Nel 2018 toccò a Black Panther, quest’anno invece è The Lion King che punta a sbancare il botteghino, ricordando a tutti quanto la cultura afroamericana sia in grado di catalizzare su di sé attenzioni e raccontare storie come pochissimi hanno fatto finora. E, come per il blockbuster Marvel (accompagnato dall’album Black Panther: The Album di Kendrick Lamar), anche la Disney ha deciso, per la colonna sonora del suo nuovo film, di affidarsi alla regina indiscussa dell’immaginario black contemporaneo: Beyoncé.

In The Lion King: The Gift Queen Bey non si accontenta però di guardare solamente entro i confini americani, e sfrutta il suo status di “protagonista” del film (è lei a dare la voce a Nala) per arricchire oltremodo il disco pescando dalla scena afrobeat internazionale.
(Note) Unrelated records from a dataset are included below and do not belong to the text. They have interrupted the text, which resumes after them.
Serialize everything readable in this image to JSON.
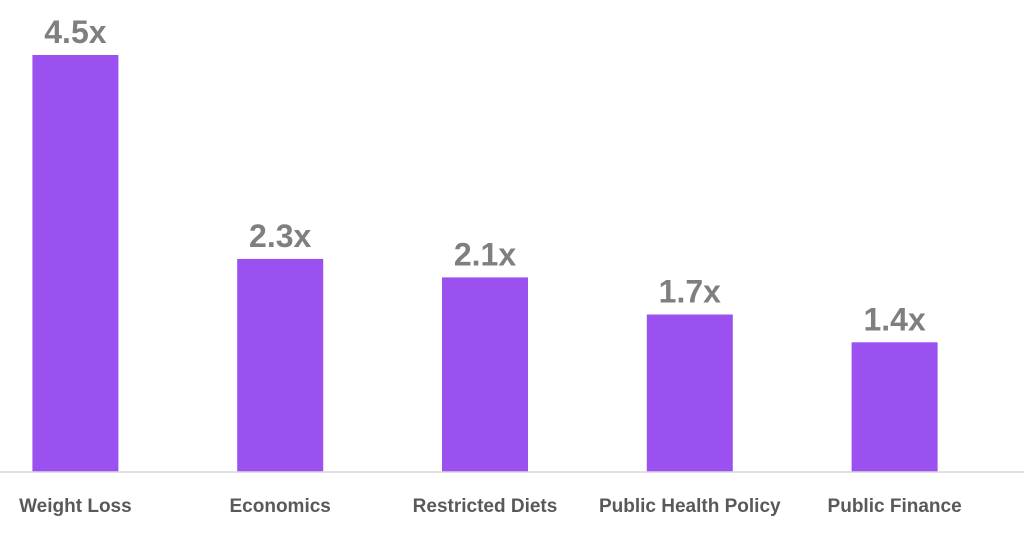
{
  "chart_data": {
    "type": "bar",
    "categories": [
      "Weight Loss",
      "Economics",
      "Restricted Diets",
      "Public Health Policy",
      "Public Finance"
    ],
    "values": [
      4.5,
      2.3,
      2.1,
      1.7,
      1.4
    ],
    "value_labels": [
      "4.5x",
      "2.3x",
      "2.1x",
      "1.7x",
      "1.4x"
    ],
    "title": "",
    "xlabel": "",
    "ylabel": "",
    "ylim": [
      0,
      4.5
    ],
    "grid": false,
    "legend": "none",
    "colors": {
      "bar": "#9b51f0",
      "value_label": "#7f7f7f",
      "category_label": "#595959",
      "axis": "#d9d9d9"
    }
  }
}
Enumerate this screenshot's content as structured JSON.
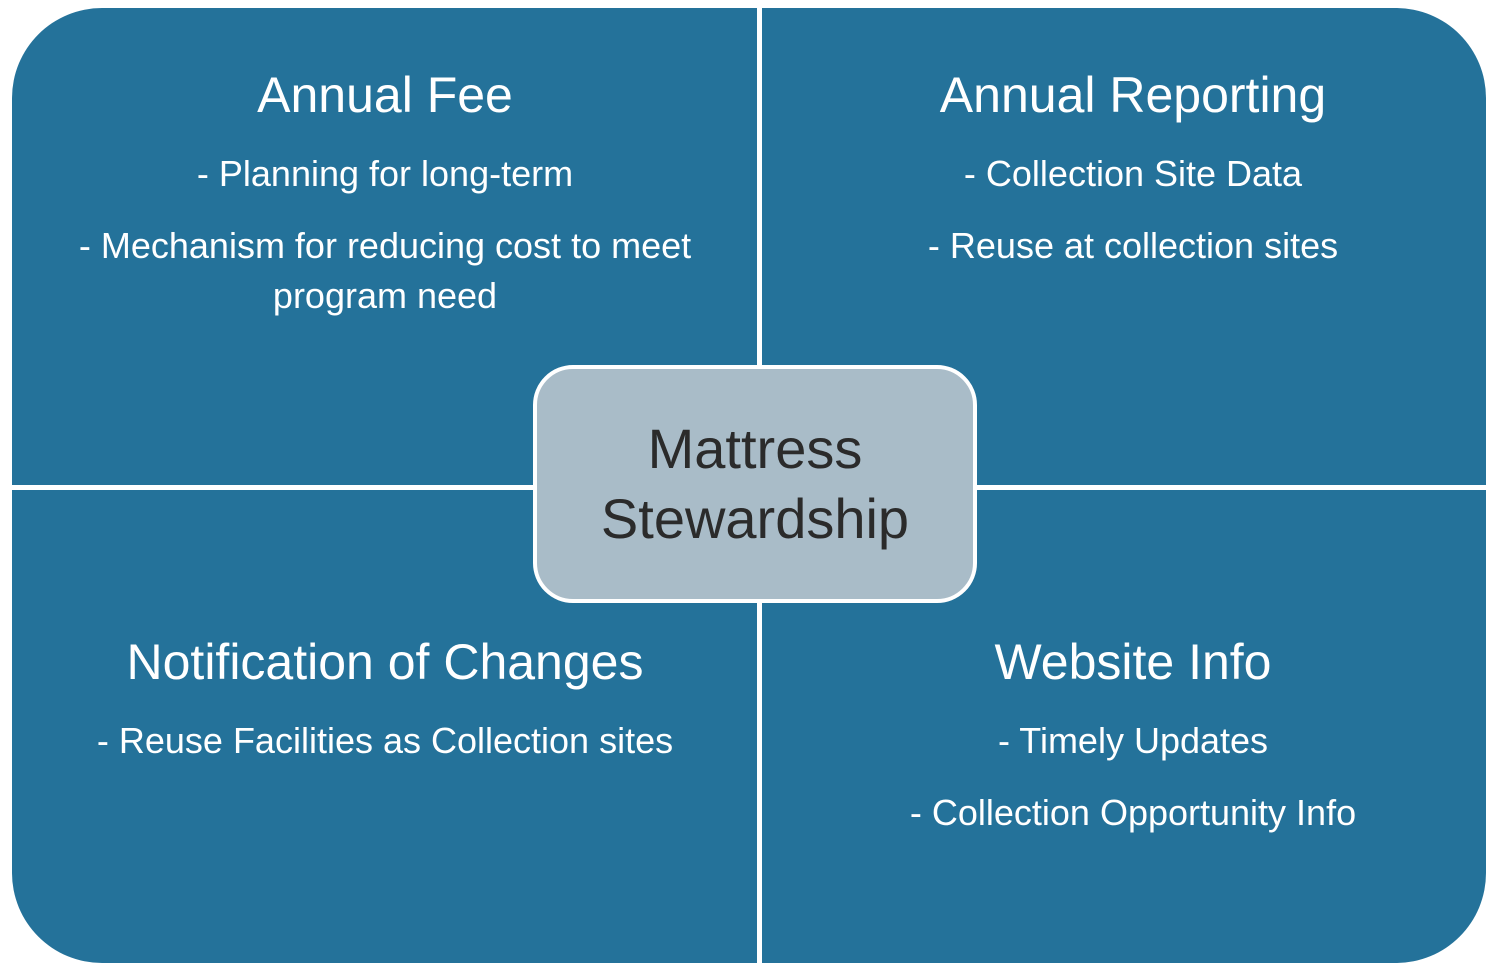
{
  "center": {
    "label": "Mattress Stewardship"
  },
  "quadrants": [
    {
      "title": "Annual Fee",
      "items": [
        "- Planning for long-term",
        "- Mechanism for reducing cost to meet program need"
      ]
    },
    {
      "title": "Annual Reporting",
      "items": [
        "- Collection Site Data",
        "- Reuse at collection sites"
      ]
    },
    {
      "title": "Notification of Changes",
      "items": [
        "- Reuse Facilities as Collection sites"
      ]
    },
    {
      "title": "Website Info",
      "items": [
        "- Timely Updates",
        "- Collection Opportunity Info"
      ]
    }
  ]
}
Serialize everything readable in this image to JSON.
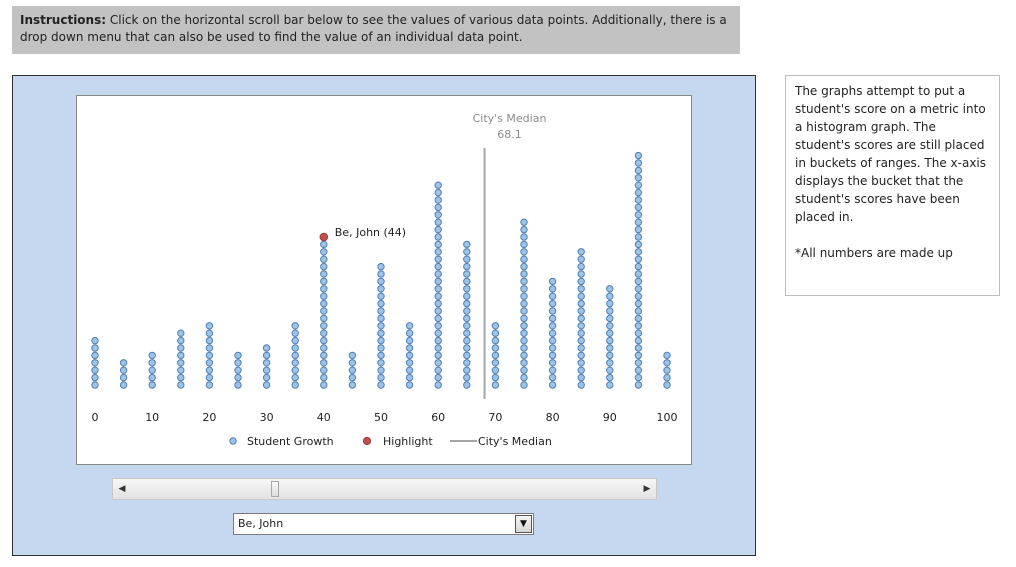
{
  "instructions": {
    "label": "Instructions:",
    "text": "Click on the horizontal scroll bar below to see the values of various data points.  Additionally, there is a drop down menu that can also be used to find the value of an individual data point."
  },
  "note": {
    "text": "The graphs attempt to put a student's score on a metric into a histogram graph.  The student's scores are still placed in buckets of ranges.  The x-axis displays the bucket that the student's scores have been placed in.",
    "footnote": "*All numbers are made up"
  },
  "dropdown": {
    "selected": "Be, John"
  },
  "colors": {
    "dot_fill": "#9dc3e6",
    "dot_stroke": "#4f7fb5",
    "highlight": "#c0504d",
    "median_line": "#a6a6a6",
    "outer_bg": "#c5d8ef"
  },
  "chart_data": {
    "type": "scatter",
    "x_ticks": [
      0,
      10,
      20,
      30,
      40,
      50,
      60,
      70,
      80,
      90,
      100
    ],
    "xlim": [
      0,
      100
    ],
    "buckets": [
      0,
      5,
      10,
      15,
      20,
      25,
      30,
      35,
      40,
      45,
      50,
      55,
      60,
      65,
      70,
      75,
      80,
      85,
      90,
      95,
      100
    ],
    "counts": [
      7,
      4,
      5,
      8,
      9,
      5,
      6,
      9,
      20,
      5,
      17,
      9,
      28,
      20,
      9,
      23,
      15,
      19,
      14,
      32,
      5
    ],
    "series": [
      {
        "name": "Student Growth"
      },
      {
        "name": "Highlight",
        "x": 40,
        "label": "Be, John (44)"
      }
    ],
    "median": {
      "name": "City's Median",
      "label": "City's Median",
      "value": 68.1,
      "value_label": "68.1"
    },
    "legend_position": "bottom",
    "grid": false
  }
}
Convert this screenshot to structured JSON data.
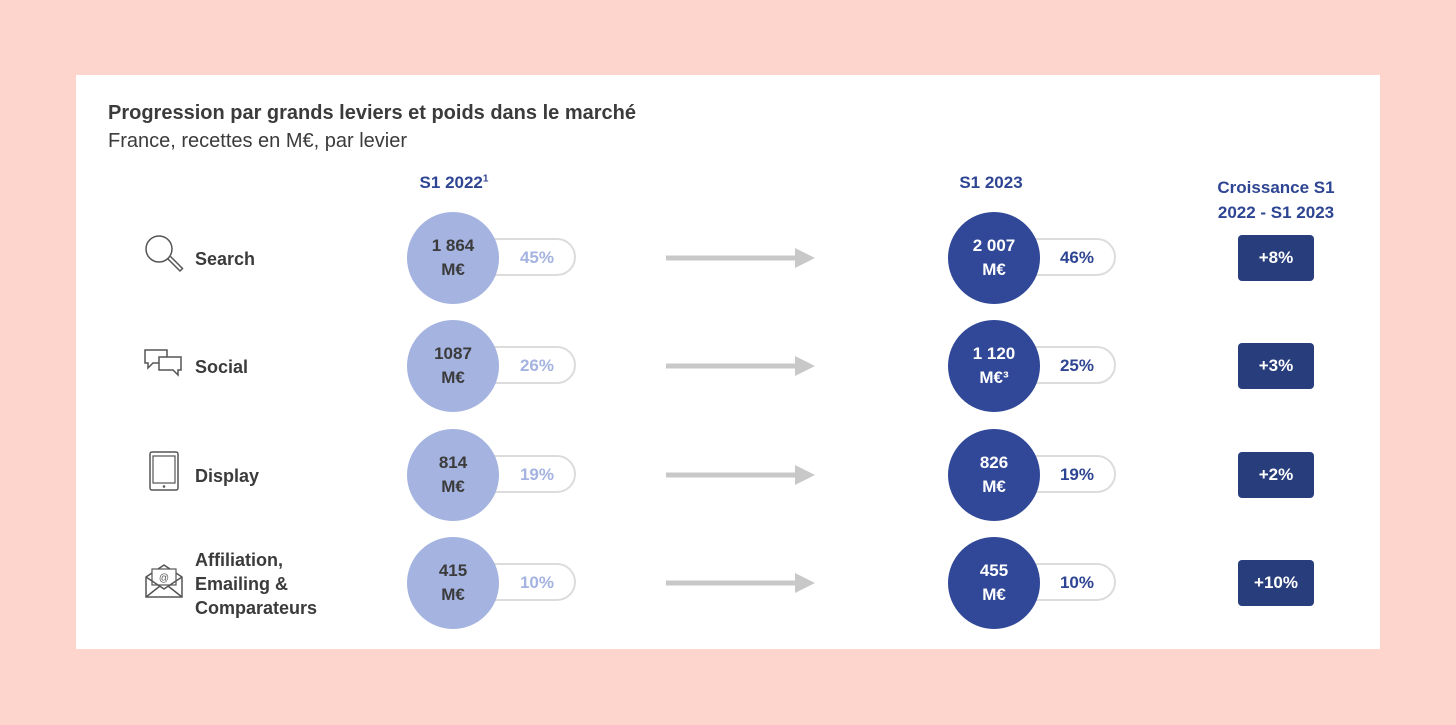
{
  "title": "Progression par grands leviers et poids dans le marché",
  "subtitle": "France, recettes en M€, par levier",
  "columns": {
    "s1_2022": "S1 2022",
    "s1_2022_sup": "1",
    "s1_2023": "S1 2023",
    "growth_line1": "Croissance S1",
    "growth_line2": "2022 - S1 2023"
  },
  "colors": {
    "s1_2022": "#a4b3e0",
    "s1_2023": "#304897",
    "badge": "#283d7b",
    "arrow": "#c8c8c8",
    "background": "#fdd5cc"
  },
  "chart_data": {
    "type": "table",
    "title": "Progression par grands leviers et poids dans le marché",
    "subtitle": "France, recettes en M€, par levier",
    "rows": [
      {
        "lever": "Search",
        "icon": "magnifier-icon",
        "value_2022": "1 864",
        "unit_2022": "M€",
        "share_2022": "45%",
        "value_2023": "2 007",
        "unit_2023": "M€",
        "share_2023": "46%",
        "growth": "+8%"
      },
      {
        "lever": "Social",
        "icon": "chat-bubbles-icon",
        "value_2022": "1087",
        "unit_2022": "M€",
        "share_2022": "26%",
        "value_2023": "1 120",
        "unit_2023": "M€³",
        "share_2023": "25%",
        "growth": "+3%"
      },
      {
        "lever": "Display",
        "icon": "tablet-icon",
        "value_2022": "814",
        "unit_2022": "M€",
        "share_2022": "19%",
        "value_2023": "826",
        "unit_2023": "M€",
        "share_2023": "19%",
        "growth": "+2%"
      },
      {
        "lever": "Affiliation,\nEmailing &\nComparateurs",
        "icon": "email-icon",
        "value_2022": "415",
        "unit_2022": "M€",
        "share_2022": "10%",
        "value_2023": "455",
        "unit_2023": "M€",
        "share_2023": "10%",
        "growth": "+10%"
      }
    ]
  }
}
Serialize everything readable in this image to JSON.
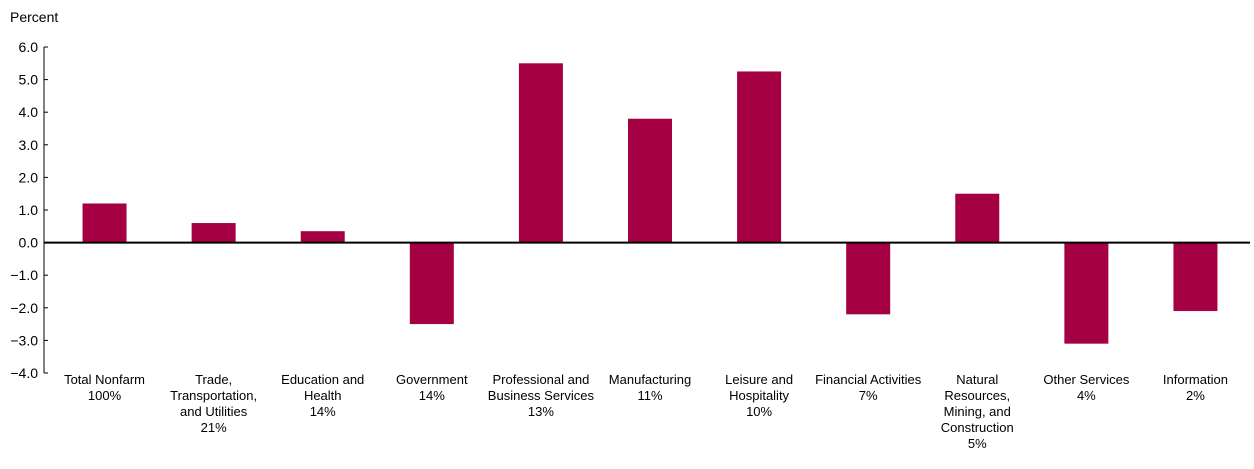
{
  "chart_data": {
    "type": "bar",
    "ylabel": "Percent",
    "ylim": [
      -4.0,
      6.0
    ],
    "yticks": [
      "6.0",
      "5.0",
      "4.0",
      "3.0",
      "2.0",
      "1.0",
      "0.0",
      "−1.0",
      "−2.0",
      "−3.0",
      "−4.0"
    ],
    "categories": [
      [
        "Total Nonfarm",
        "100%"
      ],
      [
        "Trade,",
        "Transportation,",
        "and Utilities",
        "21%"
      ],
      [
        "Education and",
        "Health",
        "14%"
      ],
      [
        "Government",
        "14%"
      ],
      [
        "Professional and",
        "Business Services",
        "13%"
      ],
      [
        "Manufacturing",
        "11%"
      ],
      [
        "Leisure and",
        "Hospitality",
        "10%"
      ],
      [
        "Financial Activities",
        "7%"
      ],
      [
        "Natural",
        "Resources,",
        "Mining, and",
        "Construction",
        "5%"
      ],
      [
        "Other Services",
        "4%"
      ],
      [
        "Information",
        "2%"
      ]
    ],
    "values": [
      1.2,
      0.6,
      0.35,
      -2.5,
      5.5,
      3.8,
      5.25,
      -2.2,
      1.5,
      -3.1,
      -2.1
    ],
    "bar_color": "#A50044",
    "axis_color": "#000000",
    "grid": false
  }
}
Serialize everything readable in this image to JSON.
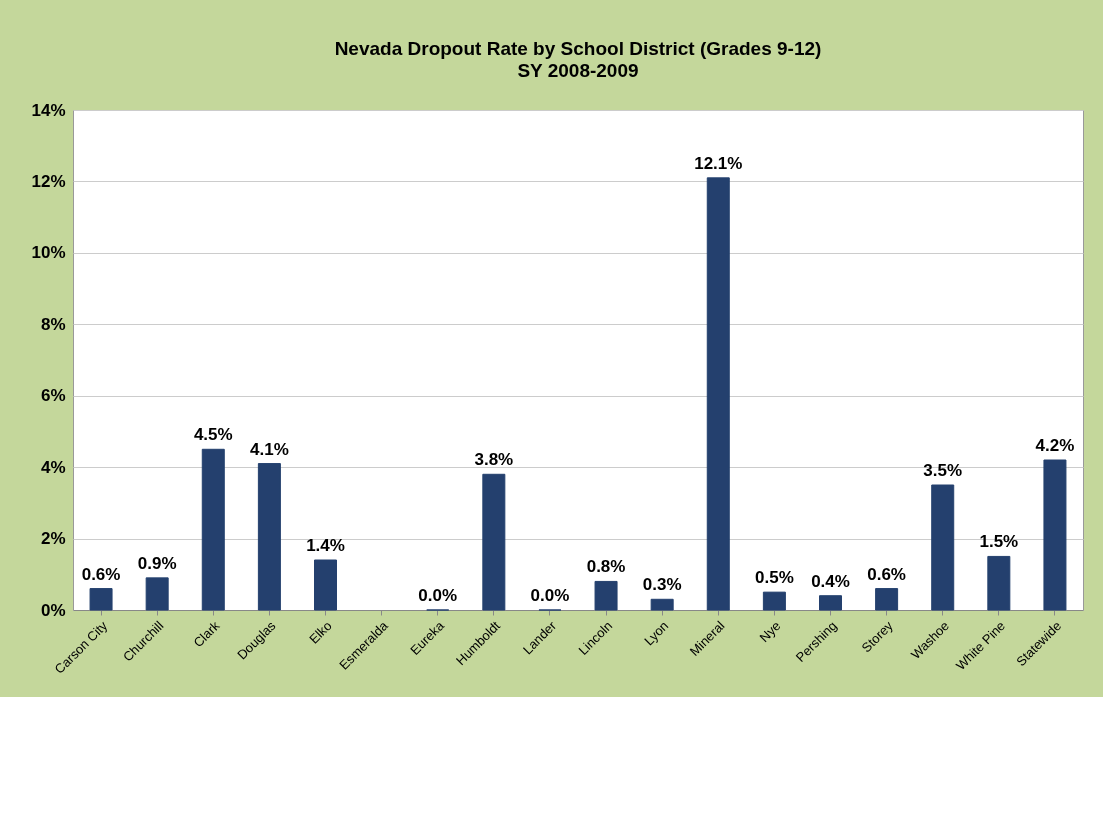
{
  "chart_data": {
    "type": "bar",
    "title": "Nevada Dropout Rate by School District (Grades 9-12)",
    "subtitle": "SY 2008-2009",
    "categories": [
      "Carson City",
      "Churchill",
      "Clark",
      "Douglas",
      "Elko",
      "Esmeralda",
      "Eureka",
      "Humboldt",
      "Lander",
      "Lincoln",
      "Lyon",
      "Mineral",
      "Nye",
      "Pershing",
      "Storey",
      "Washoe",
      "White Pine",
      "Statewide"
    ],
    "values": [
      0.6,
      0.9,
      4.5,
      4.1,
      1.4,
      null,
      0.0,
      3.8,
      0.0,
      0.8,
      0.3,
      12.1,
      0.5,
      0.4,
      0.6,
      3.5,
      1.5,
      4.2
    ],
    "value_labels": [
      "0.6%",
      "0.9%",
      "4.5%",
      "4.1%",
      "1.4%",
      null,
      "0.0%",
      "3.8%",
      "0.0%",
      "0.8%",
      "0.3%",
      "12.1%",
      "0.5%",
      "0.4%",
      "0.6%",
      "3.5%",
      "1.5%",
      "4.2%"
    ],
    "color": "#24406e",
    "ylim": [
      0,
      14
    ],
    "yticks": [
      {
        "value": 0,
        "label": "0%"
      },
      {
        "value": 2,
        "label": "2%"
      },
      {
        "value": 4,
        "label": "4%"
      },
      {
        "value": 6,
        "label": "6%"
      },
      {
        "value": 8,
        "label": "8%"
      },
      {
        "value": 10,
        "label": "10%"
      },
      {
        "value": 12,
        "label": "12%"
      },
      {
        "value": 14,
        "label": "14%"
      }
    ],
    "grid": "y"
  }
}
Oltre ai mostri sacri Jay-Z, Kendrick Lamar e Childish Gambino e il diorama musicale dipinto dalle voci nuove e coinvolgenti di 070 Shake e Tierra Whack ci sono performer come Salatiel e Tiwa Savage che contribuiscono a dare profondità e rendere ogni canzone un capitolo parte di una storia più grande.

Quella proposta da The Lion King: The Gift è una narrazione alternativa, figlia del film in CGI che a sua volta vive nel paragone con il suo predecessore, ovvero il cartone animato Disney. A reggere tutte le aspettative comparse attorno a questo progetto ci pensa Beyoncé, che oltre a tessere le fila del progetto pone ancora una volta la sua aura ormai mistica sulle canzoni in cui è protagonista: in Otherside la sentiamo cantare in swahili, mentre in Brown Skin Girl, circondata da ritmi tribali, tira fuori tutta la carica femminista che da sempre anima la sua figura (una sorta di seguito di Who Run The World ma dalle sonorità decisamente più morbide).